It's time to give your resume a much needed boost. Here are a few things you can focus on to improve it dramatically.
A rejected job application on a wooden table.

You’ve been the picture-perfect job seeker. You look for new job listings every day and you apply for anything remotely within your area of expertise—all with a smile on your face.

But you’re not getting hired. Not even a follow-up for a job interview.

Chances are, you’re doing something wrong in your job search. In fact, you might be doing quite a few things wrong, which can prevent you from hearing those two words: “You’re hired.” Here are five reasons why you’re not getting hired for a work-from-home job.

You’re Not Showcasing Your Experience

If you want to score a work-from-home job, you’ll need to show that you are the epitome of a telecommuter. How do you do that? By highlighting your previous work-from-home job experience in your resume and cover letter. But let’s say that you haven’t held a remote job yet. In that case, you’ll need to shine a spotlight on your skills (e.g., your ability to work independently, your excellent communication skills, etc.) and how they can help you be a stellar work-from-home employee.

Your Cover Letter Is Boring

In today’s job market, you need to do anything and everything in order to make your job application stand out. If your cover letter is snooze-worthy, you’ll need to brush off your writing skills and craft a catchy cover letter. You can start it off by telling a story or write about something that happened to you. Whatever you write should relate to the job you’re applying for, grab the reader's attention, and most importantly, leave no doubt in your potential boss’ mind that you would be able to successfully work from home.

You’re Not Customizing Your Application

Let’s face it: you’re growing tired of job hunting. So you find ways to cut corners, such as copying and pasting parts of previous cover letters into current ones.
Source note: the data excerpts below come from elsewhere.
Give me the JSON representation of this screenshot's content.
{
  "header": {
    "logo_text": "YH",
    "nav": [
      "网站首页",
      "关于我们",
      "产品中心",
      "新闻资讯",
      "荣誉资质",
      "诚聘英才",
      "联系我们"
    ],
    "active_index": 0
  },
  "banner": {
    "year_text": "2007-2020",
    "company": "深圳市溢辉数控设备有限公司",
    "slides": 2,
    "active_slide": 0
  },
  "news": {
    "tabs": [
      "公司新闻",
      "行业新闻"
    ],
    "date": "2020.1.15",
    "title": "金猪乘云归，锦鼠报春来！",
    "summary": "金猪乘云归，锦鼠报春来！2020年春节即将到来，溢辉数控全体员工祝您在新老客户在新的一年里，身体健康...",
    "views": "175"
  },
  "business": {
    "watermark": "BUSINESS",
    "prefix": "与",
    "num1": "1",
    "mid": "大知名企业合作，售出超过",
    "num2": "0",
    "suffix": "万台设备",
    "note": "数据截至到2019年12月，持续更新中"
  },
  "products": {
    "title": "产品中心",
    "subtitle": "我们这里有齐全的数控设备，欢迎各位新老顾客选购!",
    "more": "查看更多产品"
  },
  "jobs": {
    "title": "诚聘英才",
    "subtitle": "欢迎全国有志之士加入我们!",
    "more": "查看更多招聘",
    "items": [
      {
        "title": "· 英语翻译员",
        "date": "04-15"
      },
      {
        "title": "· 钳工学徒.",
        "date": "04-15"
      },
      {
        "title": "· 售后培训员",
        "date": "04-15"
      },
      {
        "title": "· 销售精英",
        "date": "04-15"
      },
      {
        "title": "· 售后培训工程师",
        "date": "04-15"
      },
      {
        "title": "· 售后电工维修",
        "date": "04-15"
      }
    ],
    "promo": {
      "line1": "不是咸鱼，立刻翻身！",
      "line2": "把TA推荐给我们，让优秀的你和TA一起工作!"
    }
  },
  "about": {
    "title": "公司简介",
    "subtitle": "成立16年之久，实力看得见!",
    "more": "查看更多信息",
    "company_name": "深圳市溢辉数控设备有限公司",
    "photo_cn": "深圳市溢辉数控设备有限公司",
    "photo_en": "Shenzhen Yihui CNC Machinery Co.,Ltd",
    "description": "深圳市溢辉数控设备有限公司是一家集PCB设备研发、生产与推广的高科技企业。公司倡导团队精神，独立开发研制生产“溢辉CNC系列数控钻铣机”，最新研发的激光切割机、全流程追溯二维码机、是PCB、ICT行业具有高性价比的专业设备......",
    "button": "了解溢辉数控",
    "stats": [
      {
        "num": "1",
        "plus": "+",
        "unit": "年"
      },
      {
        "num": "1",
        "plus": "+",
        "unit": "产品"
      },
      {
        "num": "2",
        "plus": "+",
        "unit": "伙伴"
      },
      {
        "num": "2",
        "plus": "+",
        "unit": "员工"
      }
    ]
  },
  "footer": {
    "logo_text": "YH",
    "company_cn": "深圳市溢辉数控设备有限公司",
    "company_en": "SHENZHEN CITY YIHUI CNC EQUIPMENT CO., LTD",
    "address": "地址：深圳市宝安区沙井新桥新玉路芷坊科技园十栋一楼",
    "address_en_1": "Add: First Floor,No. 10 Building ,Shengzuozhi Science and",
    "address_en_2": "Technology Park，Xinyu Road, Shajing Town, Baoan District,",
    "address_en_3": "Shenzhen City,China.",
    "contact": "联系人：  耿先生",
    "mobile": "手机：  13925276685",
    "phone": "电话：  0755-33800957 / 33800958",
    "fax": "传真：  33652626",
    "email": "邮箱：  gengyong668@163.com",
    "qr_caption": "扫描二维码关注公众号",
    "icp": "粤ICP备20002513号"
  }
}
But if you’re starting your cover letter off with “To whom it may concern,” you shouldn’t even bother sending in your job application. So take the time to customize your application. It may mean that, yes, you have to write a new cover letter from scratch, or modify your resume to emphasize one previous work-from-home job experience over an in-office one. By taking the time to make your application be as on point as possible, you’re ensuring job seeking success—and upping the chances of getting hired.

You Didn’t Proofread

You meant to give your job application one last looksie, but your kid had a bad head cold and you wanted to make her some chicken rice soup. So you hit “send” without thinking—and without proofreading your job application. While proofreading doesn’t always ensure that you’ll catch every mistake (after all, reading the same words over and over can make your eyes glaze over), it's a good idea to ask a friend to read through your job application for you, especially if it’s a job that you really, really want.

You Didn’t Follow Instructions

In the job description, it asked you to name three things in your cover letter that you would bring to the table as a remote worker. Thing is, you didn’t include that info. At all. You also didn’t format your resume as was requested. Naturally, it’s no wonder that you never heard back from that prospective employer. You’ll need to read through each job description with a fine-tooth comb and adhere to each and every request. It could make all the difference between you landing that telecommuting job—or not.

While you might be doing your best to find a telecommuting job, you might need to take your job search skills up a notch in order to get a job that you love and gives you that perfect mix of work-life balance.